Keith Abineris three papers on the subject contain a much more detailed account of the many features upon the floor of Furnerius, many of which are beyond the scope of this article. Readers may be interested to know that further work is proposed in respect of the new data received from the Clementine mission, and will be published in a forthcoming issue of The New Moon.

However in the meantime members who possess medium sized telescopes in the 6 to 8 inch class will find a wealth of interesting detail visible I would not wish to discourage observers with smaller instruments and urge them to observe when conditions are favourable, it is often surprising what can be seen with limited equipment. Much of the detail requires patience, good seeing,correct illumination and high powers to detect, it would be interesting to compare what can be seen with different telescopes, I am sure some details can be observed which are not recorded on the popular charts and maps.

Plate 2 Plate 2 Plate 3 Plate 3

To assist readers in the identification of the salient features I refer to the observations reproduced on plates 2,3 and 4 made with 8 inch telescopes under favourable conditions.
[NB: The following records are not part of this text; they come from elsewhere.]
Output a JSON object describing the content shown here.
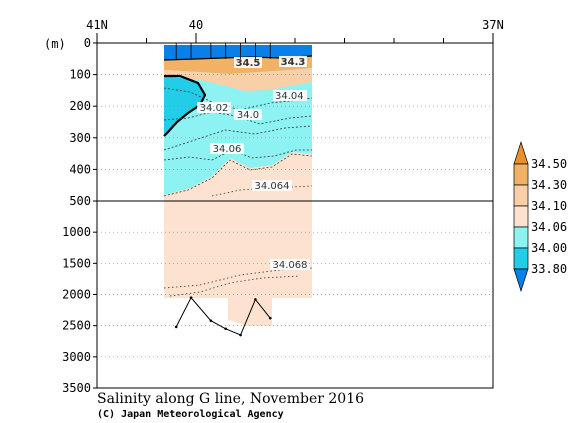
{
  "chart_data": {
    "type": "contour-section",
    "title": "Salinity along G line, November 2016",
    "credit": "(C) Japan Meteorological Agency",
    "y_unit_label": "(m)",
    "x_axis": {
      "direction": "latitude",
      "range": [
        41,
        37
      ],
      "tick_labels": [
        {
          "value": 41,
          "label": "41N"
        },
        {
          "value": 40,
          "label": "40"
        },
        {
          "value": 37,
          "label": "37N"
        }
      ],
      "minor_ticks": [
        40.5,
        39.5,
        39,
        38.5,
        38,
        37.5
      ]
    },
    "y_axis": {
      "upper_panel": {
        "range": [
          0,
          500
        ],
        "ticks": [
          0,
          100,
          200,
          300,
          400,
          500
        ]
      },
      "lower_panel": {
        "range": [
          500,
          3500
        ],
        "ticks": [
          1000,
          1500,
          2000,
          2500,
          3000,
          3500
        ]
      }
    },
    "colorbar": {
      "levels": [
        "34.50",
        "34.30",
        "34.10",
        "34.06",
        "34.00",
        "33.80"
      ],
      "colors": [
        "#e8902e",
        "#f2b266",
        "#f9cfa8",
        "#fde3cf",
        "#8cf2f2",
        "#22cde8",
        "#0a7fe8"
      ]
    },
    "contour_labels": [
      "34.04",
      "34.02",
      "34.0",
      "34.06",
      "34.064",
      "34.068",
      "34.5",
      "34.3"
    ],
    "stations_lat": [
      40.2,
      40.05,
      39.85,
      39.7,
      39.55,
      39.4,
      39.25
    ],
    "bottom_depth": [
      2520,
      2050,
      2420,
      2550,
      2650,
      2080,
      2380
    ]
  }
}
Plates 2 and 4 are observations by myself, and show Furnerius at early sunset and late sunset, when the formation has been almost swallowed up by shadow leaving the eastern wall visible and a small portion of the southern floor. I am indebted to Harold Hill for his kind permission to reproduce his observation of 1989 August 18th on plate 3. This is perhaps the most interesting of the three as it gives some indication of a "domelike" feature on the south floor.

Plate 4 Plate 4

I would urge interested members to observe Furnerius under a variety of lighting conditions to investigate its many subtle details, after all amateur astronomy is about pushing one's self and one's equipment to the limits, the excitement gleaned by observing last light on a large lunar feature cannot be given by a picture in a book or on a computer screen its just something you have to get outside and experience!

Nigel Longshaw


1. Journal of the association of lunar and planetary observers: vol.32 nos. 3-4 July 1987.
2. The New Moon (journal of B.A.A. lunar section topographical sub-sect vol. 4 no. 1 June 1989, no. 2 December 1989, no. 3 June 1990.
3. Cherrington: Exploring the Moon Through Binoculars and small Telescope, Dover publications.